Il 15 e 16 settembre 2010 ci sarà una nuova edizione di 24 Hours of PASS. Si tratta di una conferenza online, gratuita, che consente di vedere in diretta 24 sessioni da un’ora (distribuite in due giorni, 12 sessioni al giorno) relative a SQL Server, includendo sessioni su Integration Services e Analysis Services.
Io a Alberto Ferrari presenteremo una sessione su SQLBI Methodology, che chi ha partecipato alla Microsoft SQL Server & Business Intelligence Conference 2009 ha già potuto vedere l’anno scorso a Milano (in italiano – le sessioni online saranno in inglese). Per registrarsi a una o più sessioni, basta usare il form online, scegliendo le sessioni che si intende seguire. L’orario delle sessioni è agevole anche per chi segue l’evento dall’Italia.
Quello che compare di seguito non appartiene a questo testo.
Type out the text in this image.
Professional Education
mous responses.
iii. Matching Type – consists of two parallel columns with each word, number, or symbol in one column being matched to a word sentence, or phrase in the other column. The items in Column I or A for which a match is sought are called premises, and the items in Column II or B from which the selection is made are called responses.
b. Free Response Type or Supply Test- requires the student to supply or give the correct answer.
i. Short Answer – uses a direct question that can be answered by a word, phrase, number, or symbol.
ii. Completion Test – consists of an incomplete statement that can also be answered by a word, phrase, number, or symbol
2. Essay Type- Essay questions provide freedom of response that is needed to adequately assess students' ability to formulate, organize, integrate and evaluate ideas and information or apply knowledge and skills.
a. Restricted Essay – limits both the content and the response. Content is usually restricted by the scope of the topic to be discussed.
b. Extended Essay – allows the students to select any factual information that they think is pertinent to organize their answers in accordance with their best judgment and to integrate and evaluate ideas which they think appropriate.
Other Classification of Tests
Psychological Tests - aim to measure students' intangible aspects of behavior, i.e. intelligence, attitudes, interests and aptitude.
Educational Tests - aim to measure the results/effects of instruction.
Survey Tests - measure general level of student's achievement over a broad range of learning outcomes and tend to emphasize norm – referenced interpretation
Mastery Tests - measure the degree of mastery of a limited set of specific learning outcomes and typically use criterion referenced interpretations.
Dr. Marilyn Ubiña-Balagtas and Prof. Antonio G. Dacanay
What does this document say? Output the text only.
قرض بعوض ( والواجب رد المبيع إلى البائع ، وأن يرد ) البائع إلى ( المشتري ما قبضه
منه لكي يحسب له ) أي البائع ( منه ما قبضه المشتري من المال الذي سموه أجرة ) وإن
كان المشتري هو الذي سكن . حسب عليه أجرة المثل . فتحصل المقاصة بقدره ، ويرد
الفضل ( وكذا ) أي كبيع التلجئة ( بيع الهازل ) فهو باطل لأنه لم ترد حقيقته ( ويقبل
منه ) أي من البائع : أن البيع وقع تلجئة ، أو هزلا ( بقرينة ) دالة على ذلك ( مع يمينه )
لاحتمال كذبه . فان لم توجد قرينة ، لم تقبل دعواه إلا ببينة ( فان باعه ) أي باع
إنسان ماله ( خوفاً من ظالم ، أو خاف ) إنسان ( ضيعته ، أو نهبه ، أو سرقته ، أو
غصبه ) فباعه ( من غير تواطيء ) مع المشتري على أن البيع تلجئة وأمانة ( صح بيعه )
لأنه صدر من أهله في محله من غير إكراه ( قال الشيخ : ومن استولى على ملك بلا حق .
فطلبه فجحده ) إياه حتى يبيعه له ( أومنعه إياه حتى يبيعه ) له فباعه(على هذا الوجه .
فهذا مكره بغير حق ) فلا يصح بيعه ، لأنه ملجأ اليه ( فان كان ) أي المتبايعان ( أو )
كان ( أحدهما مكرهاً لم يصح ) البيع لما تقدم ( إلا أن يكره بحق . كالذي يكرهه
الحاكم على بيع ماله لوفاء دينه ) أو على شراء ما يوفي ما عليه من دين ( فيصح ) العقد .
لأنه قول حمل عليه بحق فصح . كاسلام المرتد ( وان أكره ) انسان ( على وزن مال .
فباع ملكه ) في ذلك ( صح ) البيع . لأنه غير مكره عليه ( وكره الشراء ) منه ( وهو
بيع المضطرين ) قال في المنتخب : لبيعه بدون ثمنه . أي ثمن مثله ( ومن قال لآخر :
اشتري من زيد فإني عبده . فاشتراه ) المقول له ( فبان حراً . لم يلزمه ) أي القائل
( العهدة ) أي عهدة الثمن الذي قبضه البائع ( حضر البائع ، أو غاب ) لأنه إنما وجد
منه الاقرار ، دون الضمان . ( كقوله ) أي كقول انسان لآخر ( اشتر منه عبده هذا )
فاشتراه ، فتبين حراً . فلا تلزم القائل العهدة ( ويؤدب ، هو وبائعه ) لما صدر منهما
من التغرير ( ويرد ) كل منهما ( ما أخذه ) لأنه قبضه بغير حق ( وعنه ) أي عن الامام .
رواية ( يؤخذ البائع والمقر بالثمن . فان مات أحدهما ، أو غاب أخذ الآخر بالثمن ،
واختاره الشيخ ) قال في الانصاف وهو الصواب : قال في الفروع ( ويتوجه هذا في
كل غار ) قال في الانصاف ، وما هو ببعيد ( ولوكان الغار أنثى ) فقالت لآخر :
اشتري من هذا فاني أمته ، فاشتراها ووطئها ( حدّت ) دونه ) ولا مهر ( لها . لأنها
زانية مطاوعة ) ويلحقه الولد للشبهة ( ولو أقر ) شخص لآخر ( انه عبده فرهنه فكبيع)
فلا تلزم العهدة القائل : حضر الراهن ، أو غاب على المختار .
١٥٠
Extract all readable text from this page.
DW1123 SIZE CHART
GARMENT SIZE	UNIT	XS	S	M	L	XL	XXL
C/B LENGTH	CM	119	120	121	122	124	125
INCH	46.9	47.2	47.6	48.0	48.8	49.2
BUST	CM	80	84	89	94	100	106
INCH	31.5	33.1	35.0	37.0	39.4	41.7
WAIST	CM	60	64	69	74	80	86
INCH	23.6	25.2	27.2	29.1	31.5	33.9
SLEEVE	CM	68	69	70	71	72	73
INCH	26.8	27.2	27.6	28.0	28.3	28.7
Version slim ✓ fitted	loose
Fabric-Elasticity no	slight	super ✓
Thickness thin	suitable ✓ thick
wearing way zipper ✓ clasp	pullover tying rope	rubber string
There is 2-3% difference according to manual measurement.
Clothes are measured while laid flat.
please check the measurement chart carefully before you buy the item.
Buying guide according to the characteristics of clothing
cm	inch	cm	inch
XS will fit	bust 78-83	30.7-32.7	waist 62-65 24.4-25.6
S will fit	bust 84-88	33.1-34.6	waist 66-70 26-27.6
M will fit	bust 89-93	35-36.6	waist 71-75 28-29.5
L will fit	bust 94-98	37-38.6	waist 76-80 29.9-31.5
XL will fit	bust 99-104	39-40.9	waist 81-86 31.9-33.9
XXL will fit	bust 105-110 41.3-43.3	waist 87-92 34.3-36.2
Ho appena installato la beta di Windows Live Essentials 4. In questi giorni sto finendo di scrivere un libro su PowerPivot che uscirà a settembre e non ho tempo per scrivere altro, ma devo dire che sono rimasto impressionato dalla funzionalità presente nel nuovo Windows Live Photo Gallery. In pratica, una funzione analizza le foto, riconosce le facce ed effettua un tag automatico delle persone. Ovviamente richiede un po’ di training e il riconoscimento dei bambini da un anno all’altro richiede un po’ di pazienza… Ma trovo impressionante quello che è già disponibile. Sbaglia, ma alla fine fornisce dei suggerimenti che dobbiamo convalidare o correggere. Voglio dire, a me fa già impressione che identifichi le facce in una foto dove ci sono 20 persone, chi con il mezzo casco, chi con gli occhiali, chi con un berretto, chi con tutte le cose assieme…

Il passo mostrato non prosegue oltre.